Fig. 6.. LAG3 signaling mediates the suppressive effects of Galectin-3 on T_reg cell differentiation.

(A) Expression levels of candidate Galectin-3–binding receptors in T_reg cells (n = 3). (B) Expression of LAG3 was examined on T_reg cells after induction in different groups as indicated (n = 3 to 6). (C and D) Naïve CD4⁺ T cells purified from WT C57BL/6J splenocytes were cultured under T_reg cell–polarizing conditions in vitro, treated with Galectin-3 protein alone or in combination with LAG3 neutralizing antibody for 72 hours. The frequencies of CD4⁺CD25⁺FOXP3⁺ T_reg cells (C) as well as Ki67⁺ cells (D) were assessed by flow cytometry (n = 7). (E) Heatmap showing the expression of T_reg cell function–associated genes in control T_reg cells versus Galectin-3–treated T_reg cells (n = 3). (F) Volcano plot of DEGs between groups. Log₂ FC, log₂ fold change. (G) GSEA plot showing the enrichment of the MAPK signaling pathway in Galectin-3–treated T_reg cells compared to control T_reg cells. (H and I) Immunoblot analysis of MEK/ERK phosphorylation in T_reg cells stimulated with Galectin-3, with or without LAG3 blockade. Data are expressed as mean ± SEM. *P < 0.05, **P < 0.01, ***P < 0.001, and ****P < 0.0001. NES, normalized enrichment score; FDR, false discovery rate.

Fig. 7.. Pharmacological inhibition of Galectin-3 ameliorates spontaneous development of insulitis and diabetes in NOD mice.

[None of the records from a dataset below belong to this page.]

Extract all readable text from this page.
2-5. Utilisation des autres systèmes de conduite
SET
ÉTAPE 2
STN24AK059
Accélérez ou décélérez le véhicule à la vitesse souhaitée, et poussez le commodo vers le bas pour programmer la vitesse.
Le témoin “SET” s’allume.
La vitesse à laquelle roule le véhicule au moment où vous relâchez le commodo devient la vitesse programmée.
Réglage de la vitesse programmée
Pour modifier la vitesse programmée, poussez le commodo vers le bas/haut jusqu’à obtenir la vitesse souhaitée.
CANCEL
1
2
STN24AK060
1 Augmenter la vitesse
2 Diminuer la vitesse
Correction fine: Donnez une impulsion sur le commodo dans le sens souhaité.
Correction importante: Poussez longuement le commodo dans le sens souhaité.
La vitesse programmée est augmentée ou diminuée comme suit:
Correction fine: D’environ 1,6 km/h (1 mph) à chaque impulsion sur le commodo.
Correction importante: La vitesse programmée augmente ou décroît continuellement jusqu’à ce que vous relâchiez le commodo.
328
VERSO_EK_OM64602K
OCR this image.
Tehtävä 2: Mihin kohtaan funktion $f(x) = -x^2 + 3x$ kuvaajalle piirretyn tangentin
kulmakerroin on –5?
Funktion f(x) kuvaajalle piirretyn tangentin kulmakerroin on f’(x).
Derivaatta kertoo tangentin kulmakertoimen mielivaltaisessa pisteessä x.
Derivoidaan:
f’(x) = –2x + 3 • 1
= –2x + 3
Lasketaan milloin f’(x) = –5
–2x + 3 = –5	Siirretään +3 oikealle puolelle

(A) Schematic diagram showing the protocol of TD139 treatment. (B) Incidence of diabetes expressed as percentage of diabetic mice at different ages (n = 20). (C) Glucose excursion curve after receiving IPGTT (n = 8). (D) Serum insulin concentration at 0 and 15 min during the IPGTT in 12-week-old TD139 or vehicle-treated NOD mice (n = 7 to 8). (E) Representative H&E staining of pancreas from 12-week-old NOD mice treated with TD139 or vehicle (n = 4). (F) Insulitis scores calculated on the basis of histological evaluation of pancreatic section as in (E). (G) Frequencies of CD4⁺ and CD8⁺ T cells in total CD3⁺ T cells from islets of 12-week-old NOD mice treated with TD139 or vehicle (n = 4). (H) Frequencies of T_reg cells (CD4⁺CD25⁺FOXP3⁺) from islets of 12-week-old NOD mice treated with TD139 or vehicle (n = 4). (I to K) Frequencies of perforin⁺CD8⁺ T, Tc1 (CD8⁺IFN-γ⁺), Tc2 (CD8⁺IL-4⁺), Tc17 (CD8⁺IL-17⁺), and granzyme B⁺CD8⁺ T subsets from islets of 12-week-old NOD mice treated with TD139 or vehicle (n = 3 to 4). (L) Frequencies of T_H1 (CD4⁺IFN-γ⁺), T_H2 (CD4⁺IL-4⁺), and T_H17 (CD4⁺IL-17⁺) from islets of 12-week-old NOD mice treated with TD139 or vehicle (n = 4). Data are expressed as mean ± SEM. *P < 0.05 and **P < 0.01.